Circle has used its blacklisting capability before. The company can unilaterally freeze any USDC held at a specific Ethereum address, a power baked into the USDC smart contract itself. It’s a compliance tool that the firm has deployed in response to law enforcement requests, sanctions violations, and cases of suspected fraud. This is one of the more high-profile instances, though, because it didn’t just freeze one bad actor’s wallet. It froze an entire protocol’s smart contract, catching every user’s funds in the net.

The privacy paradox

The irony here is thick enough to cut with a knife. Zama built its entire value proposition around privacy and confidentiality, using cutting-edge cryptographic techniques to shield on-chain activity. But the foundation of that privacy product was USDC, a stablecoin whose issuer maintains a master key to freeze any balance, anywhere, at any time.

Both Tether and Circle maintain blacklisting capabilities, and both have used them. But the Zama freeze puts the tension into especially sharp relief because the affected protocol was explicitly designed for privacy.

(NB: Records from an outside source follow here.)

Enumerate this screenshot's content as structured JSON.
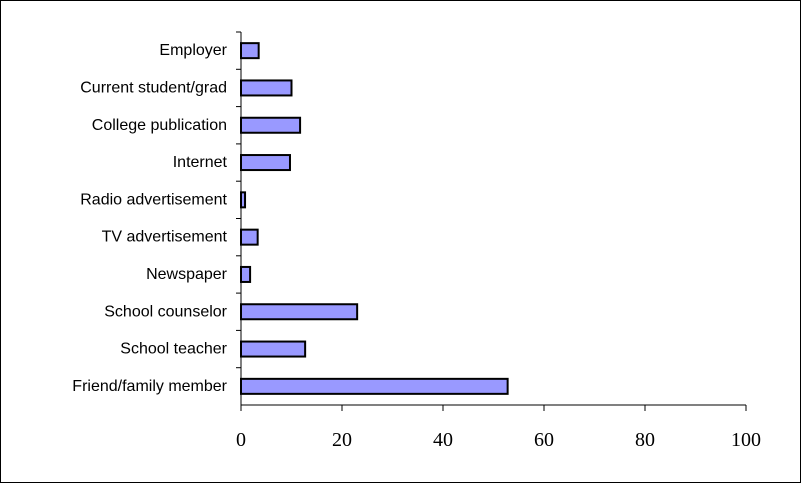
{
  "chart_data": {
    "type": "bar",
    "orientation": "horizontal",
    "categories": [
      "Employer",
      "Current student/grad",
      "College publication",
      "Internet",
      "Radio advertisement",
      "TV advertisement",
      "Newspaper",
      "School counselor",
      "School teacher",
      "Friend/family member"
    ],
    "values": [
      3.5,
      10,
      11.7,
      9.7,
      0.8,
      3.3,
      1.8,
      23,
      12.7,
      52.8
    ],
    "xlim": [
      0,
      100
    ],
    "xticks": [
      "0",
      "20",
      "40",
      "60",
      "80",
      "100"
    ],
    "title": "",
    "xlabel": "",
    "ylabel": "",
    "grid": false,
    "legend": "none",
    "colors": {
      "bar_fill": "#9999ff",
      "bar_stroke": "#000000",
      "axis": "#000000",
      "frame": "#000000"
    }
  }
}
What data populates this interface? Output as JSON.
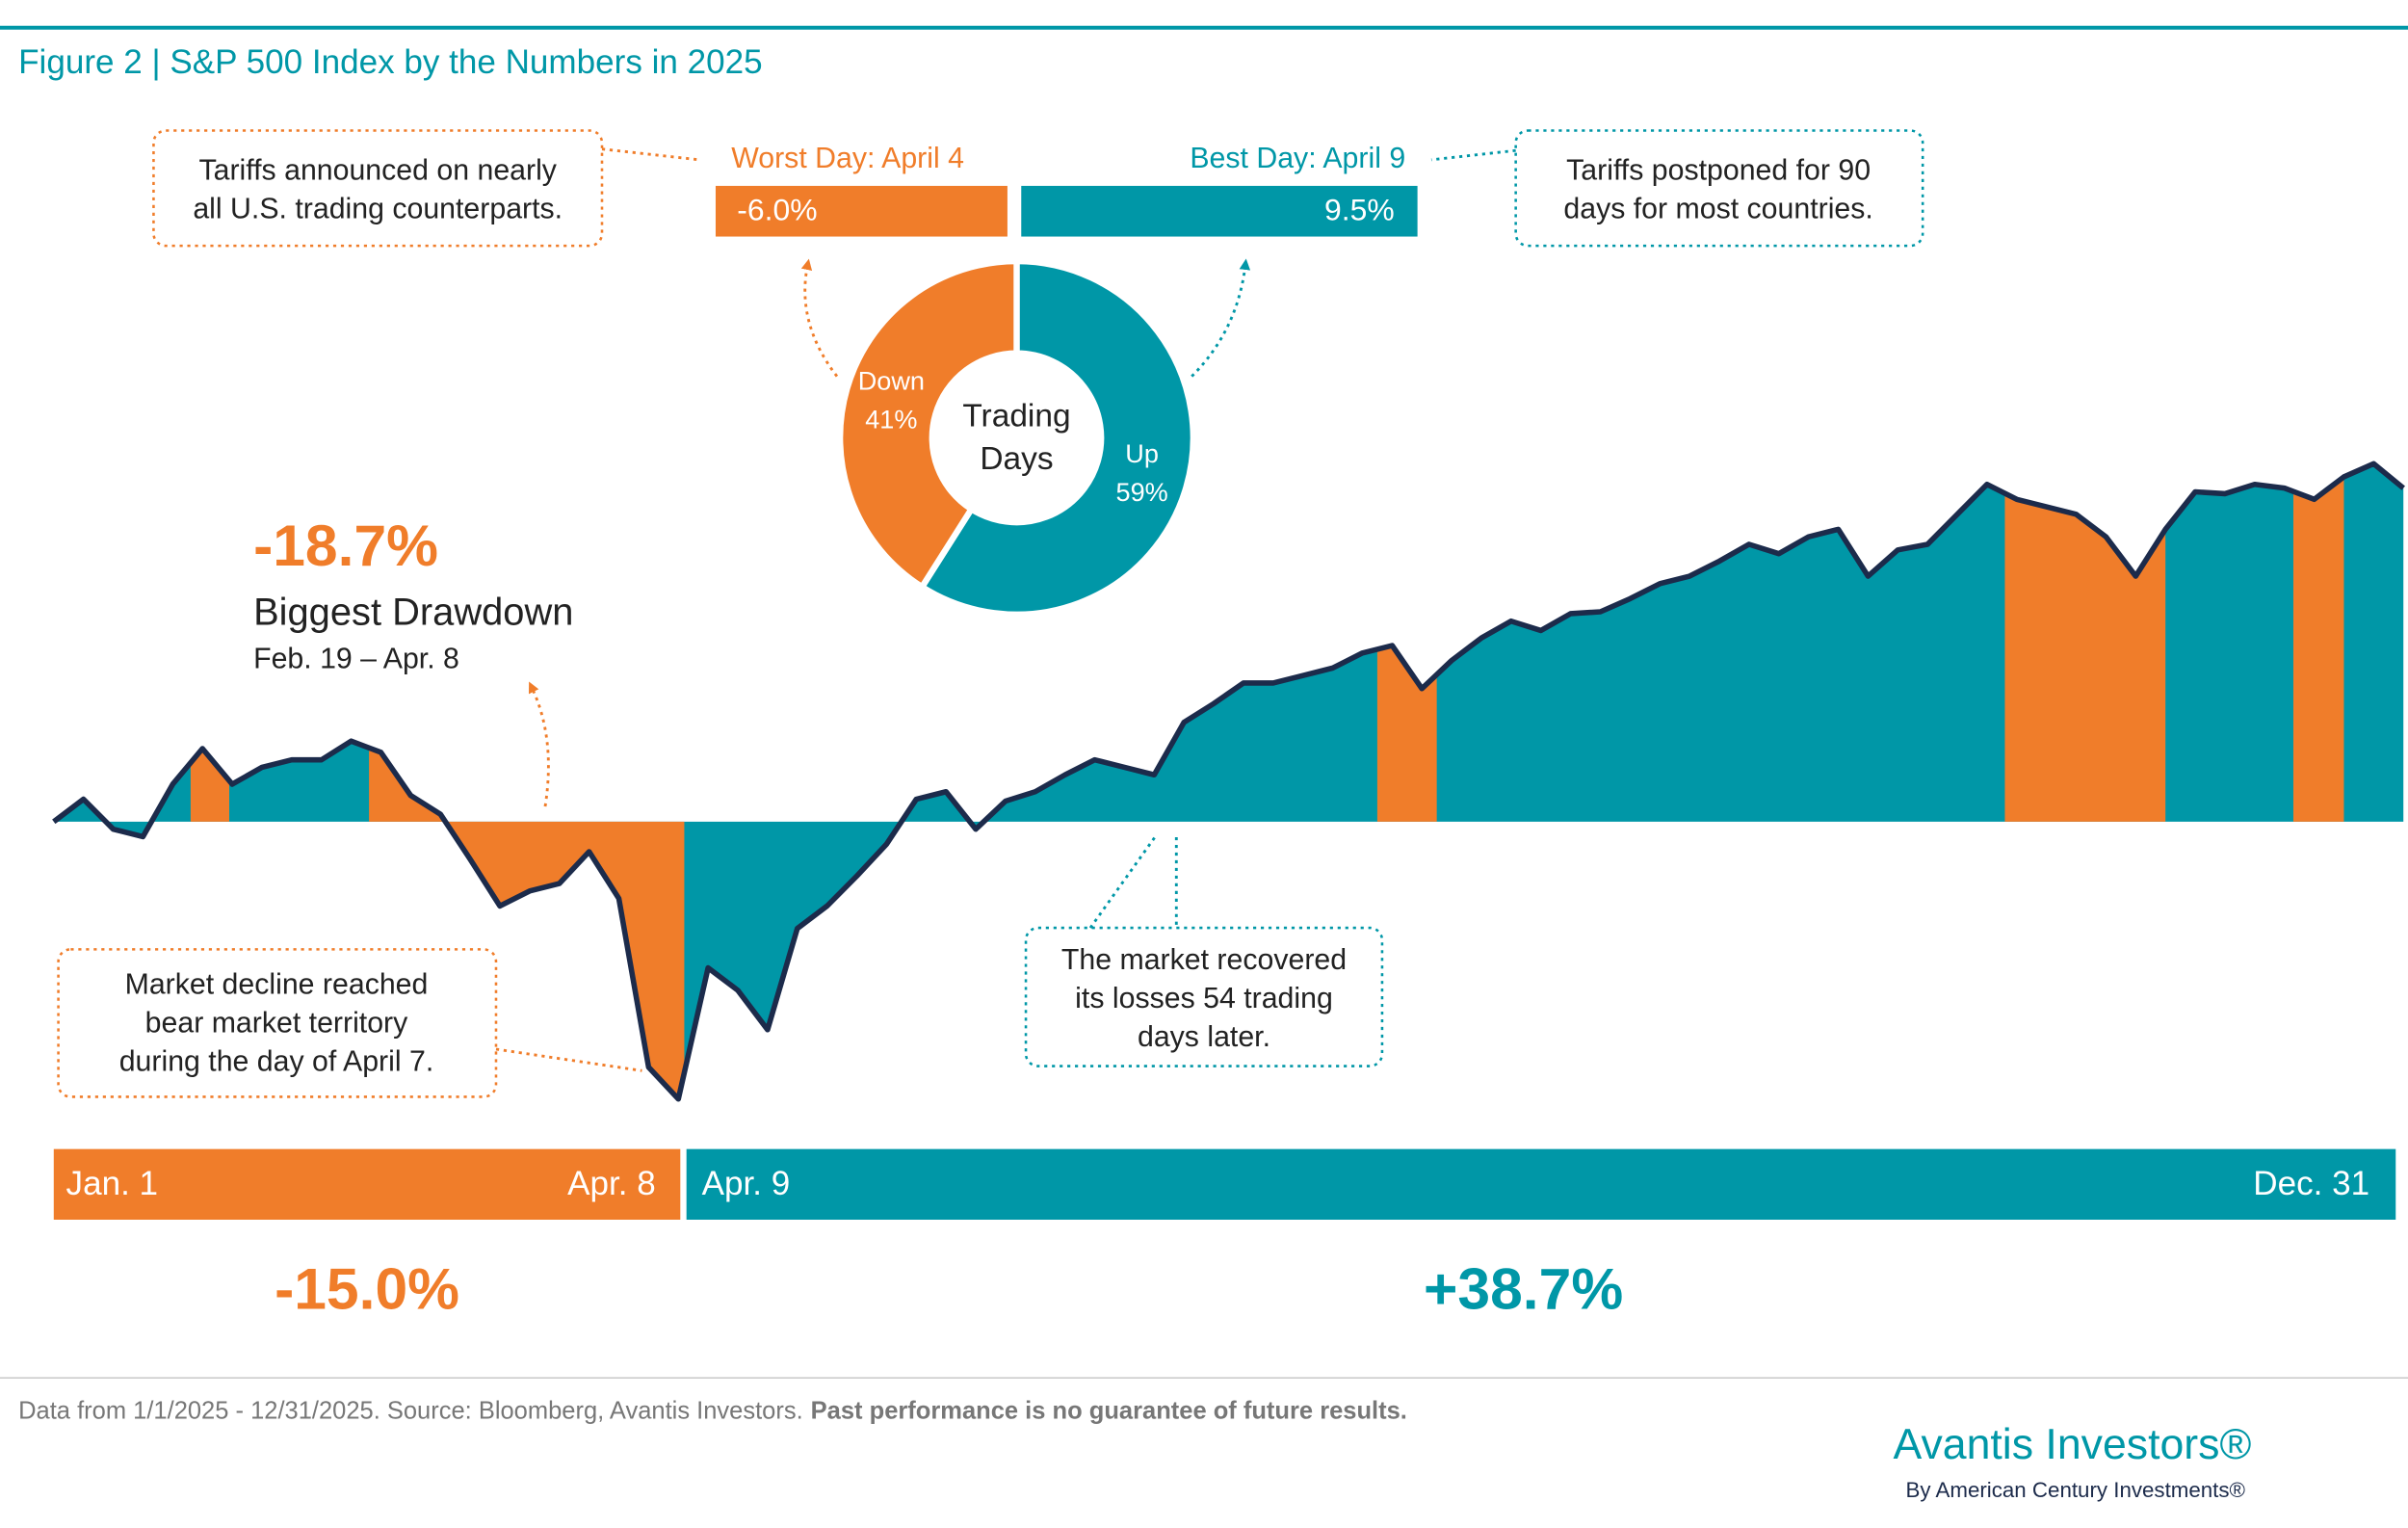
{
  "header": {
    "title": "Figure 2 | S&P 500 Index by the Numbers in 2025"
  },
  "chart_data": [
    {
      "type": "pie",
      "donut": true,
      "center_label": [
        "Trading",
        "Days"
      ],
      "categories": [
        "Down",
        "Up"
      ],
      "values": [
        41,
        59
      ],
      "value_labels": [
        "41%",
        "59%"
      ],
      "colors": [
        "#f07d2a",
        "#0097a7"
      ]
    },
    {
      "type": "area",
      "color": "#0097a7",
      "line_color": "#1c2b4b",
      "highlight_color": "#f07d2a",
      "drawdown_ranges": [
        [
          4.6,
          5.9
        ],
        [
          10.6,
          21.2
        ],
        [
          44.5,
          46.5
        ],
        [
          65.6,
          71.0
        ],
        [
          75.3,
          77.0
        ]
      ],
      "ylim": [
        -15.5,
        19.5
      ],
      "values": [
        0,
        1.2,
        -0.4,
        -0.8,
        2.0,
        3.9,
        2.0,
        2.9,
        3.3,
        3.3,
        4.3,
        3.7,
        1.4,
        0.4,
        -2.0,
        -4.5,
        -3.7,
        -3.3,
        -1.6,
        -4.1,
        -13.1,
        -14.8,
        -7.8,
        -9.0,
        -11.1,
        -5.7,
        -4.5,
        -2.9,
        -1.2,
        1.2,
        1.6,
        -0.4,
        1.1,
        1.6,
        2.5,
        3.3,
        2.9,
        2.5,
        5.3,
        6.3,
        7.4,
        7.4,
        7.8,
        8.2,
        9.0,
        9.4,
        7.1,
        8.6,
        9.8,
        10.7,
        10.2,
        11.1,
        11.2,
        11.9,
        12.7,
        13.1,
        13.9,
        14.8,
        14.3,
        15.2,
        15.6,
        13.1,
        14.5,
        14.8,
        16.4,
        18.0,
        17.2,
        16.8,
        16.4,
        15.2,
        13.1,
        15.6,
        17.6,
        17.5,
        18.0,
        17.8,
        17.2,
        18.4,
        19.1,
        17.8
      ]
    }
  ],
  "annotations": {
    "tariffs_announced": [
      "Tariffs announced on nearly",
      "all U.S. trading counterparts."
    ],
    "worst_day": {
      "label": "Worst Day: April 4",
      "value": "-6.0%"
    },
    "best_day": {
      "label": "Best Day: April 9",
      "value": "9.5%"
    },
    "tariffs_postponed": [
      "Tariffs postponed for 90",
      "days for most countries."
    ],
    "drawdown": {
      "value": "-18.7%",
      "label": "Biggest Drawdown",
      "dates": "Feb. 19 – Apr. 8"
    },
    "bear_market": [
      "Market decline reached",
      "bear market territory",
      "during the day of April 7."
    ],
    "recovery": [
      "The market recovered",
      "its losses 54 trading",
      "days later."
    ],
    "periods": [
      {
        "start": "Jan. 1",
        "end": "Apr. 8",
        "change": "-15.0%"
      },
      {
        "start": "Apr. 9",
        "end": "Dec. 31",
        "change": "+38.7%"
      }
    ]
  },
  "footer": {
    "source": "Data from 1/1/2025 - 12/31/2025. Source: Bloomberg, Avantis Investors.",
    "disclaimer": "Past performance is no guarantee of future results.",
    "logo": "Avantis Investors®",
    "logo_sub": "By American Century Investments®"
  }
}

What this means for investors

For anyone holding positions in privacy-focused DeFi projects, this is a case study in dependency risk. Zama’s token price decline following the freeze reflects a market repricing of that risk in real time. If your privacy protocol depends on a centralized stablecoin, your privacy is only as strong as the issuer’s willingness to let it exist.

There’s also the Overnight Finance angle to watch. If the rug pull allegations are confirmed and the $12.4 million deposit is definitively traced to fraudulent activity, Circle’s freeze will look like a responsible compliance action. If the situation is murkier, with Overnight Finance disputing the allegations or the wallet link proving tenuous, then the freeze starts to look like collateral damage inflicted on Zama’s legitimate users.

Either way, $12.6 million in user funds sits frozen with no public timeline for resolution.